Timeline

November 2016

QUNO hosted consultation on the role of governments in supporting small-scale farmers and and agricultural biodiversity

QUNO hosted an expert consultation on the role of governments in supporting small-scale farmers and agricultural biodiversity on November 6-8. In this excerpt from the latest Geneva Reporter newsletter, our Food & Sustainability Representative Susan Bragdon discusses the event.

 

Can you tell our readers about your upcoming event? Who will be participating? 

We are bringing together small-scale farmer organizations, economists and experts in public administration—people who don’t commonly sit at the same table—to discuss the role of governments in supporting small-scale farmers, agricultural biological diversity and ensuring the long-term food security of their populations. We will have small-scale farmers from Bolivia, Cuba, Malaysia, Mongolia, Nepal, Peru, the Philippines, Senegal and Zimbabwe in attendance. We have an economist from India who has been exploring these issues around health and agriculture for a couple of decades. We will have experts in public administration, in food system policy and in public-private partnerships. This wonderful mix of disciplines and geographies should yield interesting insights and results. 

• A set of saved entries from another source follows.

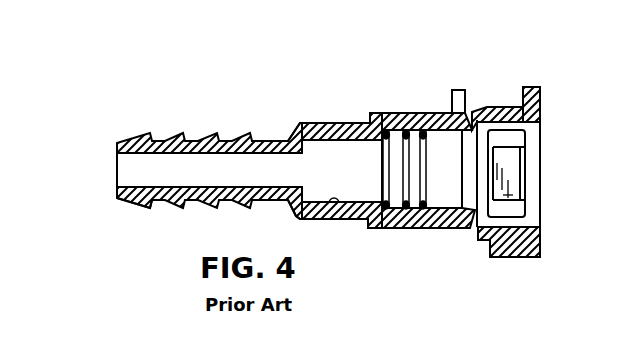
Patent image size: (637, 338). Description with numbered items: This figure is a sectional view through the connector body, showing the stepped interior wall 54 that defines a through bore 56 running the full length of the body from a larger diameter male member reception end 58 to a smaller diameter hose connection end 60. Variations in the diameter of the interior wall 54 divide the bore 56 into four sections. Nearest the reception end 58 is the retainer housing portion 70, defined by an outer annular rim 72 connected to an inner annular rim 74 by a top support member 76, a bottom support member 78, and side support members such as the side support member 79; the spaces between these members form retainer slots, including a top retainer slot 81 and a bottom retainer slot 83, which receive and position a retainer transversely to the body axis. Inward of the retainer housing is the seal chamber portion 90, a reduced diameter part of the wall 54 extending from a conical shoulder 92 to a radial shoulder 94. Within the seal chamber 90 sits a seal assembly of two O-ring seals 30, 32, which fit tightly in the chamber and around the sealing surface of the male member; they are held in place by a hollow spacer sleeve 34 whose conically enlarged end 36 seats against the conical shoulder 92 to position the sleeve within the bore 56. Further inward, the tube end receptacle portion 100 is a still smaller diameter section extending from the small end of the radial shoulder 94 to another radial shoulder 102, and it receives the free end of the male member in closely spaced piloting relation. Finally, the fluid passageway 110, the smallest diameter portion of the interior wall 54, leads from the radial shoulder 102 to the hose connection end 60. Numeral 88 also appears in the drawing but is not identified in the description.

The O-ring seal 30 is at (392, 228).
The O-ring seal 32 is at (420, 118).
The spacer sleeve 34 is at (438, 233).
The conically enlarged end 36 is at (473, 233).
The interior wall 54 is at (337, 144).
The through bore 56 is at (209, 171).
The male member reception end 58 is at (542, 162).
The hose connection end 60 is at (116, 184).
The retainer housing portion 70 is at (543, 123).
The outer annular rim 72 is at (537, 90).
The inner annular rim 74 is at (472, 110).
The top support member 76 is at (514, 105).
The bottom support member 78 is at (510, 260).
The side support member 79 is at (512, 181).
The top retainer slot 81 is at (508, 138).
The bottom retainer slot 83 is at (515, 208).
The O-ring seals 88 is at (456, 108).
The seal chamber portion 90 is at (419, 169).
The conical shoulder 92 is at (487, 105).
The radial shoulder 94 is at (393, 118).
The tube end receptacle portion 100 is at (338, 208).
The radial shoulder 102 is at (309, 138).
The fluid passageway 110 is at (128, 168).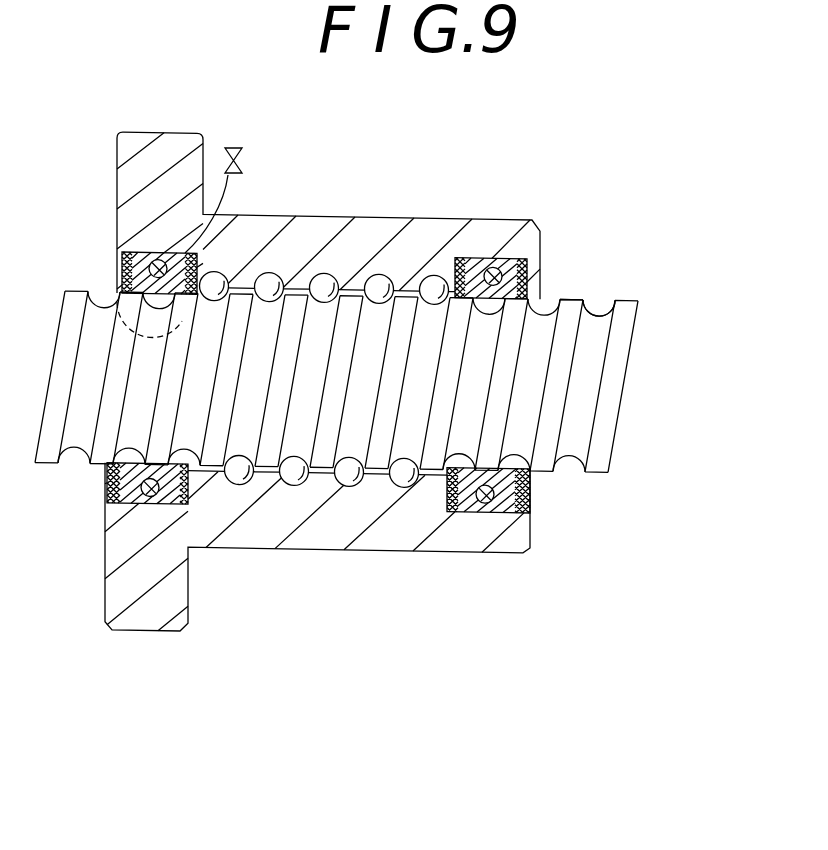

What are your expectations for the consultation? 

This consultation is an attempt to challenge the dominant narrative that orients us to markets. We’re going to develop a strategy for raising awareness among national and international policy makers of the importance of small-scale farmers and agricultural biodiversity, and develop tools for helping governments determine what their roles should be in ensuring food security. Of course, every country is different and food security strategies must be tailored accordingly. This consultation is just the start. We need to keep this conversation going—asking critical questions and bringing together different perspectives—with the long term objective of achieving more just and sustainable food systems. 

We thank all the participants for joining us in this event and are looking forward to moving these discussions along. Next step will be the release of an agreed upon statement on the actions we think government should take in support of small-scale farmers and agricultural biodiversity.